XHLAYA-FM
- Playa del Carmen, Quintana Roo; Mexico;
- Frequency: 106.3 MHz
- Branding: Lokura FM Rock

Programming
- Format: Classic rock

Ownership
- Owner: CapitalMedia (Gaia FM, A.C.)

History
- First air date: 2012
- Call sign meaning: From "playa"

Technical information
- Licensing authority: CRT
- Class: A
- ERP: 3 kW
- HAAT: 79.679 m
- Transmitter coordinates: 20°39′28.51″N 87°08′04.15″W﻿ / ﻿20.6579194°N 87.1344861°W

Links
- Website: lokura.fm

= XHLAYA-FM =

Radio station in Playa del Carmen, Quintana Roo

XHLAYA-FM is a noncommercial radio station in Playa del Carmen, Quintana Roo, Mexico.

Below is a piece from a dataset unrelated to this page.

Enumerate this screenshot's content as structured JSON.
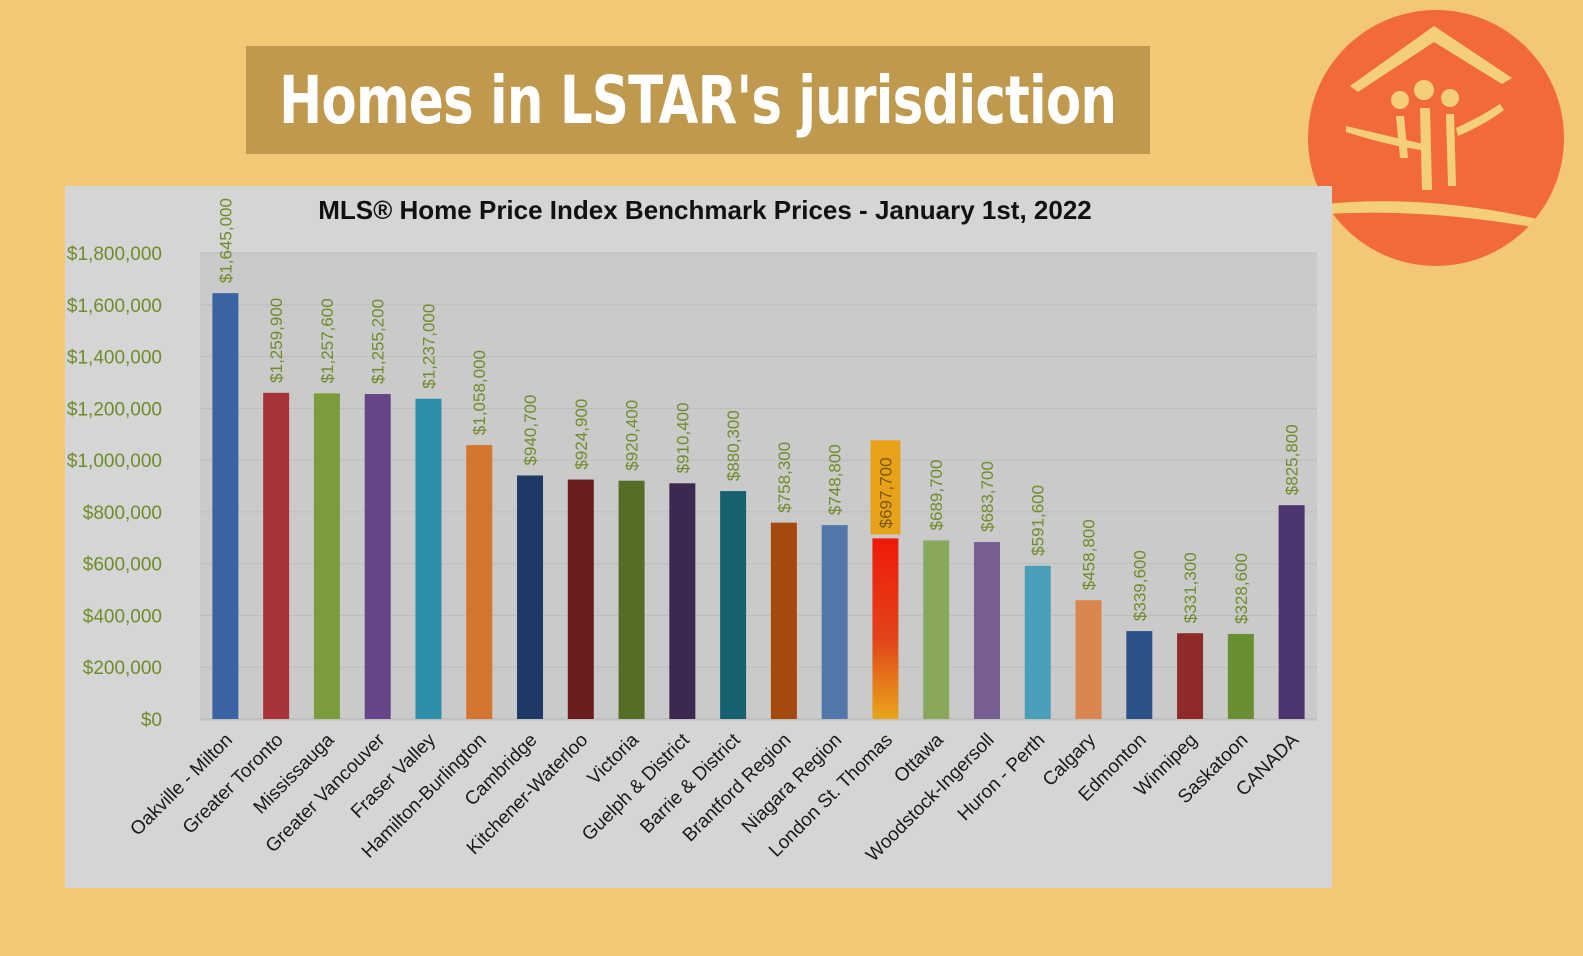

Broadcasting on 106.3 FM, XHLAYA is owned by Gaia FM, A.C., and known as Lokura FM Rock.

==History==

Capital Pirata logo used from 2015 to 2018

The permit for XHLAYA was awarded on January 11, 2012, to Gaia FM, A.C., along with additional permits for stations in Colima, Colima (XHOMA-FM), Puerto Vallarta (XHGAI-FM) and Cancún (XHCQR-FM).

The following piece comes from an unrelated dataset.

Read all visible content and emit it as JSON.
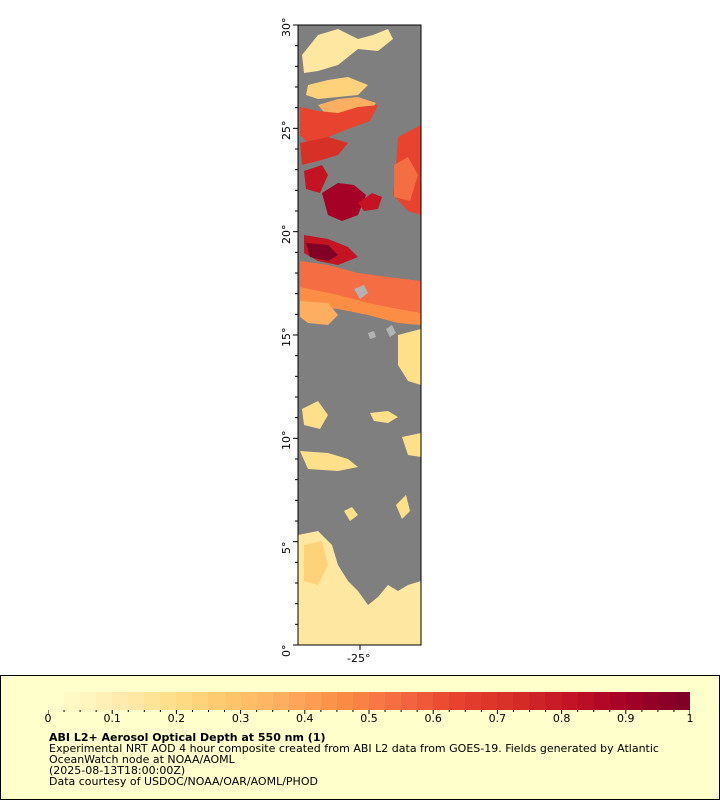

In 2015, Gaia FM, A.C. was subsumed into CapitalMedia, which is a commercial radio station owner. The stations kept their format with a name change to Capital Pirata FM. In a 2018 filing with the IFT, Capital declared that it did not directly operate the Gaia FM stations but instead provided them with less than five percent of their broadcast day in news capsules and other material.

Like most Capital stations, XHLAYA adopted the new Lokura FM adult hits format in 2020. When the Lokura brand was split in 2024, this station and XHCQR-FM became Lokura FM Rock stations with English-language classic rock formats.